By ANTHONY ZILIS, The News-Gazette (Champaign)
CHAMPAIGN, Ill. (AP) — Five students in Sara Burgener’s fourth-grade class at Bottenfield Elementary School stood in front of a class full of fifth-graders and read a creed.
“I promise to never bully,” they said in unison. “I promise to be a friend.”
The creed, like the anti-bullying presentation they make to classes around the school and the keychains they hand out to students who decide to join the Anti-Bully Club, was created entirely by students in Burgener’s class, The News-Gazette reports.
In fact, Burgener said, students came up with the entire idea for the club. While neither the school nor the class are experiencing any bullying problems that are out of the ordinary, Burgener said, the students’ responses to classroom incidents was anything but normal.
“I have been the facilitator, but that’s it,” Burgener said. “Beyond that, it’s all been them, and that’s really impressive.”
The club began with three members: Cameron Croop, Holden Frederick and Colt Leman. Soon, Burgener’s entire class took up the cause. Holden, who enjoys making artwork in his free time, made posters to put up around the school that read, ‘I Want You to join The Anti-Bullying Club,’ and drew lines for fellow students to write names.

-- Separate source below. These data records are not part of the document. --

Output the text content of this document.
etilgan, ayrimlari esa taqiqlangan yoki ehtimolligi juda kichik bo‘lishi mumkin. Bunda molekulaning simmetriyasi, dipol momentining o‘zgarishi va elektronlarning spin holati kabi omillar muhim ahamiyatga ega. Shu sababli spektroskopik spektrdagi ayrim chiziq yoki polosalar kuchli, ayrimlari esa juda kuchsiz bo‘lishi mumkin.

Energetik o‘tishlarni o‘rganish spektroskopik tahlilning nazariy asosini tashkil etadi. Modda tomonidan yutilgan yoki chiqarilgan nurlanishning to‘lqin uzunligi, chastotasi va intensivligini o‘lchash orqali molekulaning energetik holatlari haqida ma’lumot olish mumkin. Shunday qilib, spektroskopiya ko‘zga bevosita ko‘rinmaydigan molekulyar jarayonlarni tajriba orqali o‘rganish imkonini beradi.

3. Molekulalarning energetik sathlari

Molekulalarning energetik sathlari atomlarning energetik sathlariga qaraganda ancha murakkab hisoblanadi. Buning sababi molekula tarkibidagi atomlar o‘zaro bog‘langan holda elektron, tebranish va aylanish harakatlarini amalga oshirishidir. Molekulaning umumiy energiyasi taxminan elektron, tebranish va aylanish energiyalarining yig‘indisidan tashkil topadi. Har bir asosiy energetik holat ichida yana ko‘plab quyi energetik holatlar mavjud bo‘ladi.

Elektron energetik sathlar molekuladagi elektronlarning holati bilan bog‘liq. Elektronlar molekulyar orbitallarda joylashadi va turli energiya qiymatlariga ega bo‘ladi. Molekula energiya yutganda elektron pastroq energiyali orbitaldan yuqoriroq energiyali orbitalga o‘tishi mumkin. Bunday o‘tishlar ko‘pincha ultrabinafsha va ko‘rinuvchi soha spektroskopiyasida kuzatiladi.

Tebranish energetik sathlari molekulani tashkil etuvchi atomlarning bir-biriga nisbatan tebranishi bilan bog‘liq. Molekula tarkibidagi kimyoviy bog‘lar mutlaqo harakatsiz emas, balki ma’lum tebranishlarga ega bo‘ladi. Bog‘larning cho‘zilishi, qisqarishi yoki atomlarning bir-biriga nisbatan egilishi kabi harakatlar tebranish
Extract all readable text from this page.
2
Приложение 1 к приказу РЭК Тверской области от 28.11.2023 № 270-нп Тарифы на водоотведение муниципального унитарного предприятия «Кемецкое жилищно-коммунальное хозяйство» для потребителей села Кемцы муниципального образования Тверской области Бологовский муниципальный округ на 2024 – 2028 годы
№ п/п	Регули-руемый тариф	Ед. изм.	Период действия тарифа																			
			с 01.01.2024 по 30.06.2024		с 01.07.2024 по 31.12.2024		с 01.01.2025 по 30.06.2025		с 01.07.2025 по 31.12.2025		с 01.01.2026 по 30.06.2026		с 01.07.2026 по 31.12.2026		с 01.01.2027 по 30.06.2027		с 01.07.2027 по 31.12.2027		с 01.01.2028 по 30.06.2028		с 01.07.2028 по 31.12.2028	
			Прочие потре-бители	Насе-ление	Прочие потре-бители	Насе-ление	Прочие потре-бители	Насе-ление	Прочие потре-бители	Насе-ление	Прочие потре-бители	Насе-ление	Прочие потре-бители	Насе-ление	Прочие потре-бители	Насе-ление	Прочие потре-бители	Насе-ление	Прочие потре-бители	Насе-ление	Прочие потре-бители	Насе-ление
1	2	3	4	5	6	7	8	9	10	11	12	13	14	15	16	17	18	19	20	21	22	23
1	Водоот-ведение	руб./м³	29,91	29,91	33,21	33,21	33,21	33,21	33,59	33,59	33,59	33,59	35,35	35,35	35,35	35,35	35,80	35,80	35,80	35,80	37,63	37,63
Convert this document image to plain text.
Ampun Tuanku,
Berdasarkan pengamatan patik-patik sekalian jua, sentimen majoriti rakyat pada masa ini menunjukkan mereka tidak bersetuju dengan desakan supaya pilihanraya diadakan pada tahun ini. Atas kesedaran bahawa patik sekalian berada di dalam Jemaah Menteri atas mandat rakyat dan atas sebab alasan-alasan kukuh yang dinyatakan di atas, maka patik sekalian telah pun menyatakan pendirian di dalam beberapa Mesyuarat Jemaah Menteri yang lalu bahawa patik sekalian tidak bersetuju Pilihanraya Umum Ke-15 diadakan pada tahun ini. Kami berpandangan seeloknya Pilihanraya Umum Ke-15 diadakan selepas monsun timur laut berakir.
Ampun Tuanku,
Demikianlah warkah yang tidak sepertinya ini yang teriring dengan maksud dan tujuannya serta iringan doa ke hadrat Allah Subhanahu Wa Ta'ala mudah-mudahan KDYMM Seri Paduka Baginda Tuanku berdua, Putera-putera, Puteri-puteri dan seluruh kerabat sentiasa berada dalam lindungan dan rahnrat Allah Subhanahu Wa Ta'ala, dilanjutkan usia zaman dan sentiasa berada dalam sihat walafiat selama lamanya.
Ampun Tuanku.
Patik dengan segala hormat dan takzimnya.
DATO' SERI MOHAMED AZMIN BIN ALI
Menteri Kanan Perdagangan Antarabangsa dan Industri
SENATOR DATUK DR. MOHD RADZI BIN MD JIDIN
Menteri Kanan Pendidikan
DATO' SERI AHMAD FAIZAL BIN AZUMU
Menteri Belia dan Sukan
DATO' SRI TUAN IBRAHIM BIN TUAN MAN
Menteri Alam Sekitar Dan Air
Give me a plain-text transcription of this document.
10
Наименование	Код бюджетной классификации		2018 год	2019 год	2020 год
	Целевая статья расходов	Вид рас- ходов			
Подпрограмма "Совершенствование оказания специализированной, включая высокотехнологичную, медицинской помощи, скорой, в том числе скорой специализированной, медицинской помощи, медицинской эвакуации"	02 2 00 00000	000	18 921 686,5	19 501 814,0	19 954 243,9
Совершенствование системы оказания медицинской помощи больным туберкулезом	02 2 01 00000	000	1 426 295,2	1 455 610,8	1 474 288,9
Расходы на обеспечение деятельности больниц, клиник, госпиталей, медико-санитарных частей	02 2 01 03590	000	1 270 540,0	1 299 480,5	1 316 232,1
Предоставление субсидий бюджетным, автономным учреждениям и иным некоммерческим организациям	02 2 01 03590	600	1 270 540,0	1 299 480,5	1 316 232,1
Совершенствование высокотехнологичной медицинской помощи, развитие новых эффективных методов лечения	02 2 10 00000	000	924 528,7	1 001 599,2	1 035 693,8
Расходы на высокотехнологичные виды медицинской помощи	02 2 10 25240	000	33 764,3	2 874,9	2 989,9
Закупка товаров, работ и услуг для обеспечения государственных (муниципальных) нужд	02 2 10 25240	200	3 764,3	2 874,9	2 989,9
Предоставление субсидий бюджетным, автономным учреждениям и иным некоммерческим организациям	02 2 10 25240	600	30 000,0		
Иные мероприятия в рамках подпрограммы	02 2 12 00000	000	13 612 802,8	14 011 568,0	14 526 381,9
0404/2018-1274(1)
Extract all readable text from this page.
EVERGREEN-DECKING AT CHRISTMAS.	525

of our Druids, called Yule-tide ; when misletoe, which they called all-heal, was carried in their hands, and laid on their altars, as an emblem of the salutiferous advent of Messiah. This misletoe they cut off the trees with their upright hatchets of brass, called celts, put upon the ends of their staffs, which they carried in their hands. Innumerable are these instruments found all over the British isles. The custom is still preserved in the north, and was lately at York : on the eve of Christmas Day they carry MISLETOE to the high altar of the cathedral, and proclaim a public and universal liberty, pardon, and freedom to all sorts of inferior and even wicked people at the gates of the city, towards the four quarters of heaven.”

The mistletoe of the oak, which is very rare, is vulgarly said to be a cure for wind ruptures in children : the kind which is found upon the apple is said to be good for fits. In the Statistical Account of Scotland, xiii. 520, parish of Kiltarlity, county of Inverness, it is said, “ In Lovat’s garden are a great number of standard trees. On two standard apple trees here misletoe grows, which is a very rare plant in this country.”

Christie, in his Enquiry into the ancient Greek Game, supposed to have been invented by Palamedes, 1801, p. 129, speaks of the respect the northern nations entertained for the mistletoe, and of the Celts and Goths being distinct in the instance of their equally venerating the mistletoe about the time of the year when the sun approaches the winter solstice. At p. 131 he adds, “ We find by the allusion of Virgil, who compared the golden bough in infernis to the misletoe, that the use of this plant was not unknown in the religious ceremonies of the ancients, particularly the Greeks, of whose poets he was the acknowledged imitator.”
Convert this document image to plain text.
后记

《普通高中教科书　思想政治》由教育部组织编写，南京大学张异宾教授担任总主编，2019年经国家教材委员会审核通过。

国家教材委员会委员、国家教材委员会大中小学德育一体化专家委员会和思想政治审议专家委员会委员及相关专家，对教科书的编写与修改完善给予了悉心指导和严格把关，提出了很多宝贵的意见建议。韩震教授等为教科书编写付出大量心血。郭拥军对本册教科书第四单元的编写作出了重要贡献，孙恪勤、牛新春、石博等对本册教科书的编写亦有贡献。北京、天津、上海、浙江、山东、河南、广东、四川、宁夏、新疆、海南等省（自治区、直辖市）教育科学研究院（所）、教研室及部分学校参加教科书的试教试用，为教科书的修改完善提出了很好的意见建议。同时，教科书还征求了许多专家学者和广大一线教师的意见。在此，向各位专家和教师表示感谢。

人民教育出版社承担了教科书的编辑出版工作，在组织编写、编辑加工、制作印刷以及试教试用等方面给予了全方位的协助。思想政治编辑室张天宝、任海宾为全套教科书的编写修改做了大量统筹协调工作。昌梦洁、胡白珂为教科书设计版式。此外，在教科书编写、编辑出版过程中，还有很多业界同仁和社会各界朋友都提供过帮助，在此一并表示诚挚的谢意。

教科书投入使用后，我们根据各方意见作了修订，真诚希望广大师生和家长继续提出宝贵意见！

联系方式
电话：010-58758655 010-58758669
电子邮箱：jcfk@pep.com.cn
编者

“Things started to take off, and we started to make sign-up sheets,” Holden said. “Whenever we went out into the hallways, there were more names.”
Holden also drew the logo for the keychains the club distributes to new members, although the entire class played a hand in the design. The class also came up with the creed, and they go to other classes to spread the word.
During one of those presentations, a student asked whether the club would continue after the end of the school year. Colt replied that he and his class would continue the club. When he leaves for middle school, he said, “my sister will take over.”
The level of engagement from students has surprised its founding members, and the process has been a rewarding one.
“I really like seeing the joy on peoples’ faces when they get a keychain, or when they see me come in and they’re interested in it,” Colt said.
Throughout the year, Burgener said she’s seen the club’s work play out in real ways. When students see a hint of bullying, they fulfill their creed and put an end to it.
“They’re sticking up for each other,” Burgener said. “It’s nice, because those things are quashed before it even comes to a teacher. It reduces what adults have to be involved in, because they’re sticking up for each other.”